Pages

Friday, April 9, 2010

Hujan sejak perbatasan

Hujan sejak perbatasan

Awalnya rintik rintik,

Hujan seperti ini membuat siapa saja enggan membuka payung atau mengenakan jas, terlalu ribet/repot rasanya.

Begitupula aku yang gak mau repot repot, untuk sekedar minggir sejenak membuka jas yang terselip di jok.

Memang suasana senang atau semangat bisa mengalahkan segalanya,

bahkan angin yang dingin berhembus ke muka dan seluruh tubuh malah terasa asik, padahal itu mungkin membawa penyakit.

Sampai perbatasan kota, kali ini hujan benar-benar deras, bukan rintik rintik lagi.

Akhirnya aku menjadi bagian dari sekian jumlah pengendara yang menepi sejenak untuk mengenakan jas. Tidak untuk memaksakan diri.

Orang lain yang mengendarai kendaraan roda empat mulai menyalakan sweeper,

sedangkan aku mulai sibuk beberapa kali mengusap air yang membasahi muka.

Sempat aku membayangkan duduk di dalam mobil sana, menikmati hujan yang melewati kaca tersapu sweeper berulang teratur sambil menikmati lagu lagu hits atau lagu lagu nostalgia dari mp3 original.

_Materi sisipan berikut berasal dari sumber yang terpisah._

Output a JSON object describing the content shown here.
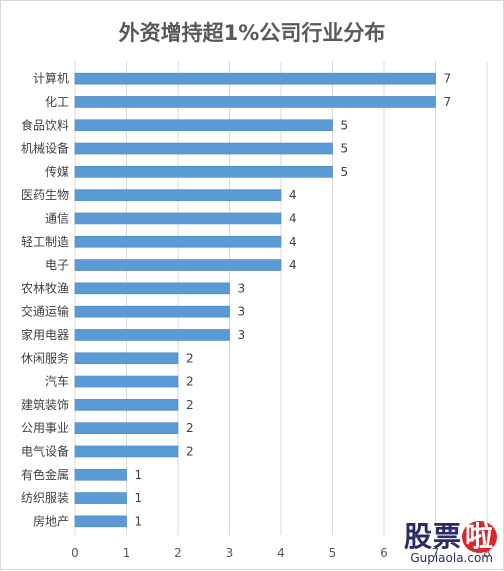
{
  "title": "外资增持超1%公司行业分布",
  "watermark": {
    "line1": "股票啦",
    "line2": "Gupiaola.com"
  },
  "chart_data": {
    "type": "bar",
    "orientation": "horizontal",
    "title": "外资增持超1%公司行业分布",
    "categories": [
      "计算机",
      "化工",
      "食品饮料",
      "机械设备",
      "传媒",
      "医药生物",
      "通信",
      "轻工制造",
      "电子",
      "农林牧渔",
      "交通运输",
      "家用电器",
      "休闲服务",
      "汽车",
      "建筑装饰",
      "公用事业",
      "电气设备",
      "有色金属",
      "纺织服装",
      "房地产"
    ],
    "values": [
      7,
      7,
      5,
      5,
      5,
      4,
      4,
      4,
      4,
      3,
      3,
      3,
      2,
      2,
      2,
      2,
      2,
      1,
      1,
      1
    ],
    "xlim": [
      0,
      8
    ],
    "xticks": [
      0,
      1,
      2,
      3,
      4,
      5,
      6,
      7,
      8
    ],
    "grid": "vertical",
    "bar_color": "#5b9bd5",
    "data_labels": true
  }
}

Bukan mp3 bajakan yang kubeli di Kota Kembang.

Tapi, saat ini aku sedang asik duduk mengendalikan stang untuk menghindari jalan berlubang yang tertutup genangan air, sesekali saja lampu aku nyalakan, menghindari tekor.

Air yang mulai menembus jas terasa dingin, di tangan, dada, muka hingga kaki yang tergenang air dalam sepatu. Semoga saja air hujan yang mulai menembus tidak merusak catatanku yang selalu ku bawa bawa, pikirku.

Dalam kondisi hujan deras dengan jalan yang banjir aku hanya berharap selamat sampai ditujuan, bukan cepat sampai tujuan.

Untuk segala rasa syukurku lebih dalam, menikmati ini, dengan motor tua ku.

Kini aku duduk di parkiran, melepaskan sepatu dan memandangi air hujan yang menguap di atas mesin dan knalpot yang masih panas.

Gusti nu Agung, aku bersyukur untuk hari ini dan hari hari yang lalu.